Sole proprietors often make tax filing mistakes because they are busy managing the everyday mechanics of their company and do not have time to learn the ins and outs of the tax code. So with tax day just around the corner, here are three common tax filing mistakes that sole proprietors often make.
Claiming Too Much in Expenses
A sole proprietor should take every legitimate deduction that he can. The trouble comes when he claims too much, particularly in areas like automobile expenses, travel and entertainment expenses and the home office deduction.
In fact, these are the three areas that the IRS examines most closely when it comes to sole proprietors. The government knows what the average business in each industry spends in these categories and can easily spot companies with expenses outside of normal parameters.
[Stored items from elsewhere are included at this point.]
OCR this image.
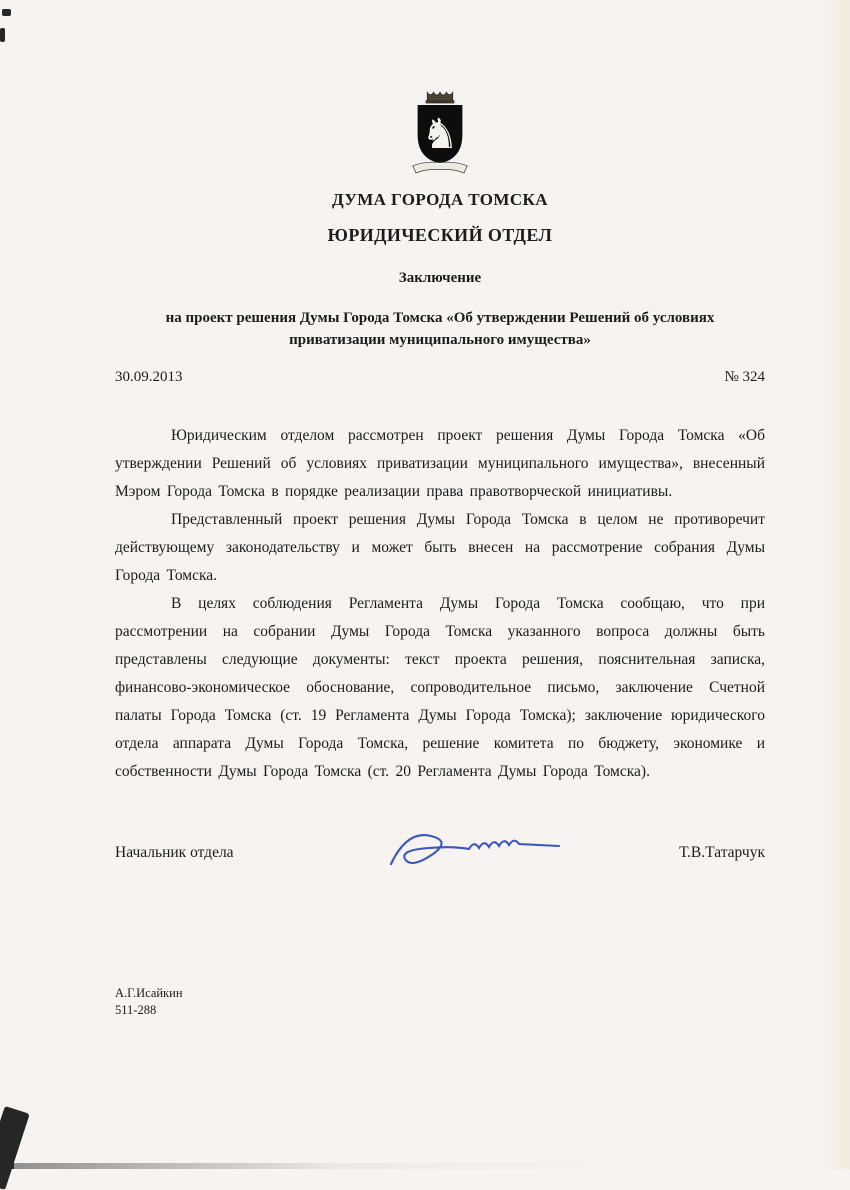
♞
ДУМА ГОРОДА ТОМСКА
ЮРИДИЧЕСКИЙ ОТДЕЛ
Заключение
на проект решения Думы Города Томска «Об утверждении Решений об условиях приватизации муниципального имущества»
30.09.2013	№ 324

Юридическим отделом рассмотрен проект решения Думы Города Томска «Об утверждении Решений об условиях приватизации муниципального имущества», внесенный Мэром Города Томска в порядке реализации права правотворческой инициативы.

Представленный проект решения Думы Города Томска в целом не противоречит действующему законодательству и может быть внесен на рассмотрение собрания Думы Города Томска.

В целях соблюдения Регламента Думы Города Томска сообщаю, что при рассмотрении на собрании Думы Города Томска указанного вопроса должны быть представлены следующие документы: текст проекта решения, пояснительная записка, финансово-экономическое обоснование, сопроводительное письмо, заключение Счетной палаты Города Томска (ст. 19 Регламента Думы Города Томска); заключение юридического отдела аппарата Думы Города Томска, решение комитета по бюджету, экономике и собственности Думы Города Томска (ст. 20 Регламента Думы Города Томска).

Начальник отдела	Т.В.Татарчук
А.Г.Исайкин
511-288
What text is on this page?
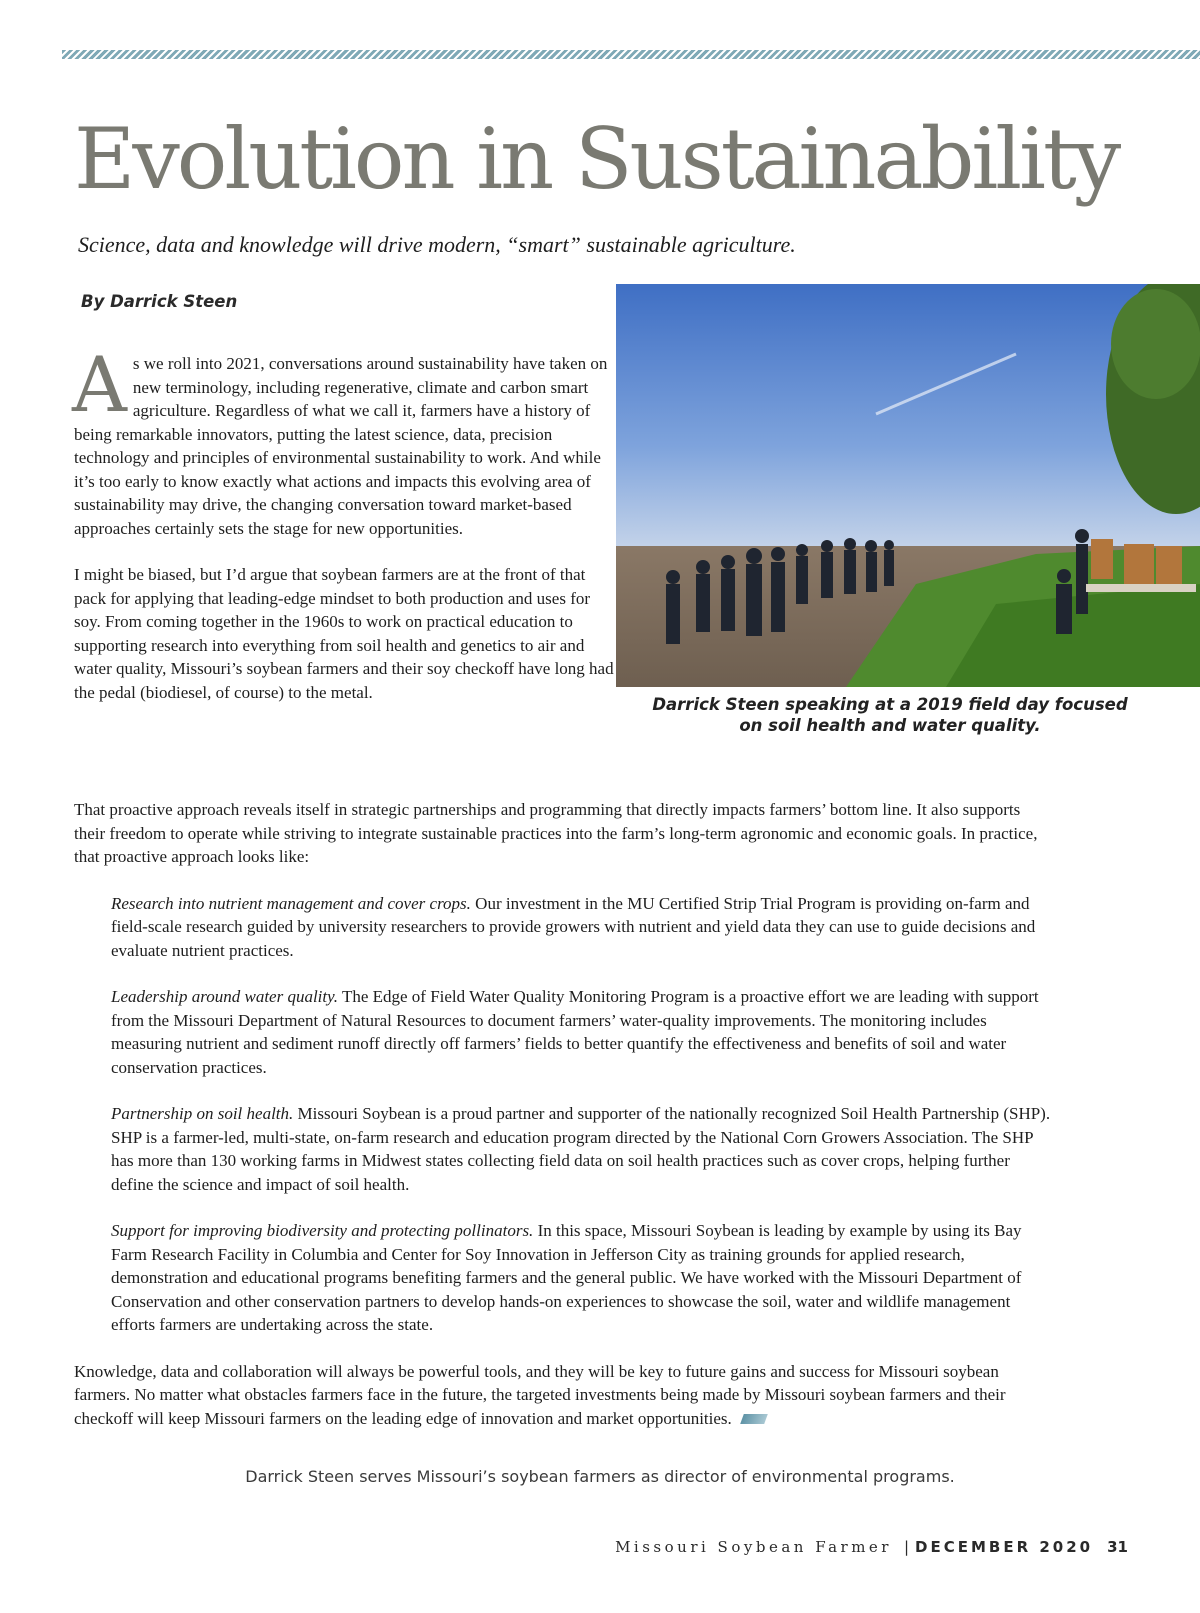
Evolution in Sustainability

Science, data and knowledge will drive modern, “smart” sustainable agriculture.

By Darrick Steen

As we roll into 2021, conversations around sustainability have taken on new terminology, including regenerative, climate and carbon smart agriculture. Regardless of what we call it, farmers have a history of being remarkable innovators, putting the latest science, data, precision technology and principles of environmental sustainability to work. And while it’s too early to know exactly what actions and impacts this evolving area of sustainability may drive, the changing conversation toward market-based approaches certainly sets the stage for new opportunities.

I might be biased, but I’d argue that soybean farmers are at the front of that pack for applying that leading-edge mindset to both production and uses for soy. From coming together in the 1960s to work on practical education to supporting research into everything from soil health and genetics to air and water quality, Missouri’s soybean farmers and their soy checkoff have long had the pedal (biodiesel, of course) to the metal.

Darrick Steen speaking at a 2019 field day focused on soil health and water quality.

That proactive approach reveals itself in strategic partnerships and programming that directly impacts farmers’ bottom line. It also supports their freedom to operate while striving to integrate sustainable practices into the farm’s long-term agronomic and economic goals. In practice, that proactive approach looks like:

Research into nutrient management and cover crops. Our investment in the MU Certified Strip Trial Program is providing on-farm and field-scale research guided by university researchers to provide growers with nutrient and yield data they can use to guide decisions and evaluate nutrient practices.

Leadership around water quality. The Edge of Field Water Quality Monitoring Program is a proactive effort we are leading with support from the Missouri Department of Natural Resources to document farmers’ water-quality improvements. The monitoring includes measuring nutrient and sediment runoff directly off farmers’ fields to better quantify the effectiveness and benefits of soil and water conservation practices.

Partnership on soil health. Missouri Soybean is a proud partner and supporter of the nationally recognized Soil Health Partnership (SHP). SHP is a farmer-led, multi-state, on-farm research and education program directed by the National Corn Growers Association. The SHP has more than 130 working farms in Midwest states collecting field data on soil health practices such as cover crops, helping further define the science and impact of soil health.

Support for improving biodiversity and protecting pollinators. In this space, Missouri Soybean is leading by example by using its Bay Farm Research Facility in Columbia and Center for Soy Innovation in Jefferson City as training grounds for applied research, demonstration and educational programs benefiting farmers and the general public. We have worked with the Missouri Department of Conservation and other conservation partners to develop hands-on experiences to showcase the soil, water and wildlife management efforts farmers are undertaking across the state.

Knowledge, data and collaboration will always be powerful tools, and they will be key to future gains and success for Missouri soybean farmers. No matter what obstacles farmers face in the future, the targeted investments being made by Missouri soybean farmers and their checkoff will keep Missouri farmers on the leading edge of innovation and market opportunities.

Darrick Steen serves Missouri’s soybean farmers as director of environmental programs.

Missouri Soybean Farmer | DECEMBER 2020 31
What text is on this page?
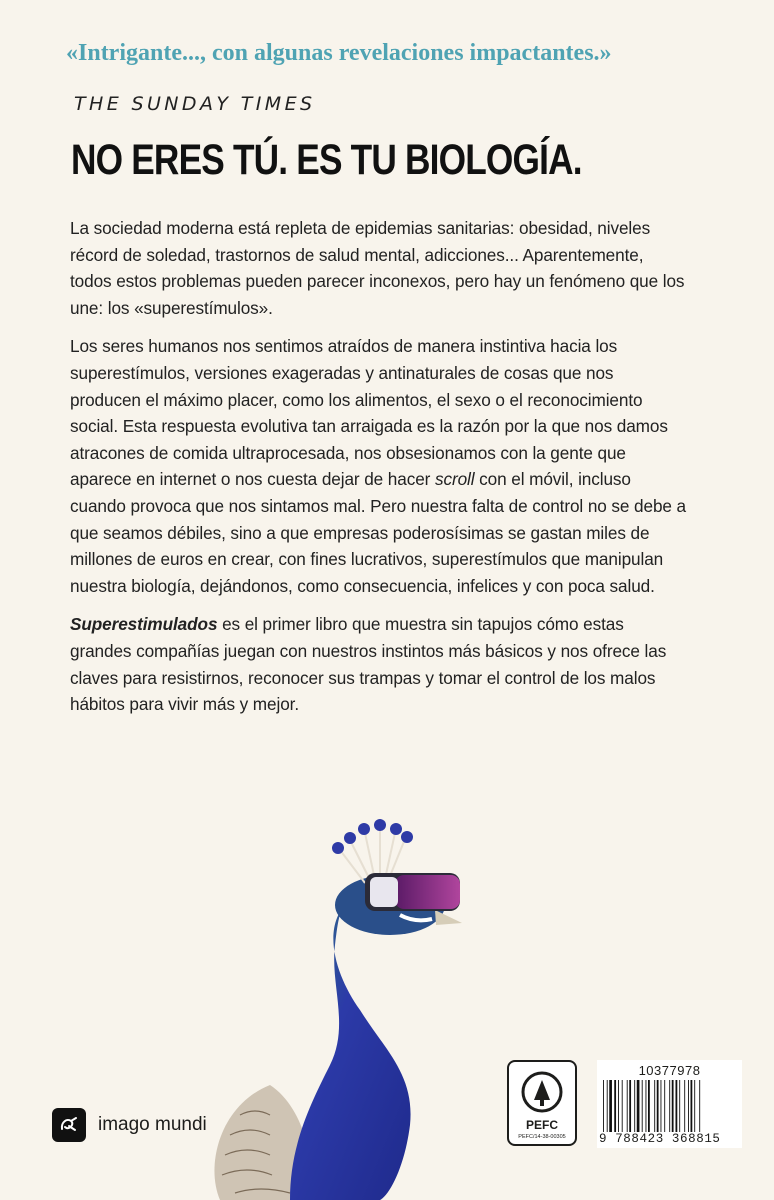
«Intrigante..., con algunas revelaciones impactantes.»
THE SUNDAY TIMES
NO ERES TÚ. ES TU BIOLOGÍA.

La sociedad moderna está repleta de epidemias sanitarias: obesidad, niveles récord de soledad, trastornos de salud mental, adicciones... Aparentemente, todos estos problemas pueden parecer inconexos, pero hay un fenómeno que los une: los «superestímulos».

Los seres humanos nos sentimos atraídos de manera instintiva hacia los superestímulos, versiones exageradas y antinaturales de cosas que nos producen el máximo placer, como los alimentos, el sexo o el reconocimiento social. Esta respuesta evolutiva tan arraigada es la razón por la que nos damos atracones de comida ultraprocesada, nos obsesionamos con la gente que aparece en internet o nos cuesta dejar de hacer scroll con el móvil, incluso cuando provoca que nos sintamos mal. Pero nuestra falta de control no se debe a que seamos débiles, sino a que empresas poderosísimas se gastan miles de millones de euros en crear, con fines lucrativos, superestímulos que manipulan nuestra biología, dejándonos, como consecuencia, infelices y con poca salud.

Superestimulados es el primer libro que muestra sin tapujos cómo estas grandes compañías juegan con nuestros instintos más básicos y nos ofrece las claves para resistirnos, reconocer sus trampas y tomar el control de los malos hábitos para vivir más y mejor.

imago mundi	PEFC
PEFC/14-38-00305
10377978
9 788423 368815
Under Reporting Business Income
If a sole proprietor does work for another company and earns more than $600, then that company must send the sole proprietor a 1099-MISC. Even if a company does not send an 1099-MISC, the sole proprietor must report all business income on his 1040 form. This includes cash payments. If he does not do so and is audited, then he is at risk for fines and penalties. The IRS reported that in 2008, sole proprietors under reported income by $68 billion dollars.
Filing Late or Not Filing at All
Running a sole proprietorship takes a lot of time, attention and energy so it is easy to miss a tax deadline. If one slips by, it is better to file late than not at all. The longer a business owner waits to file, the more the penalties and fines add up.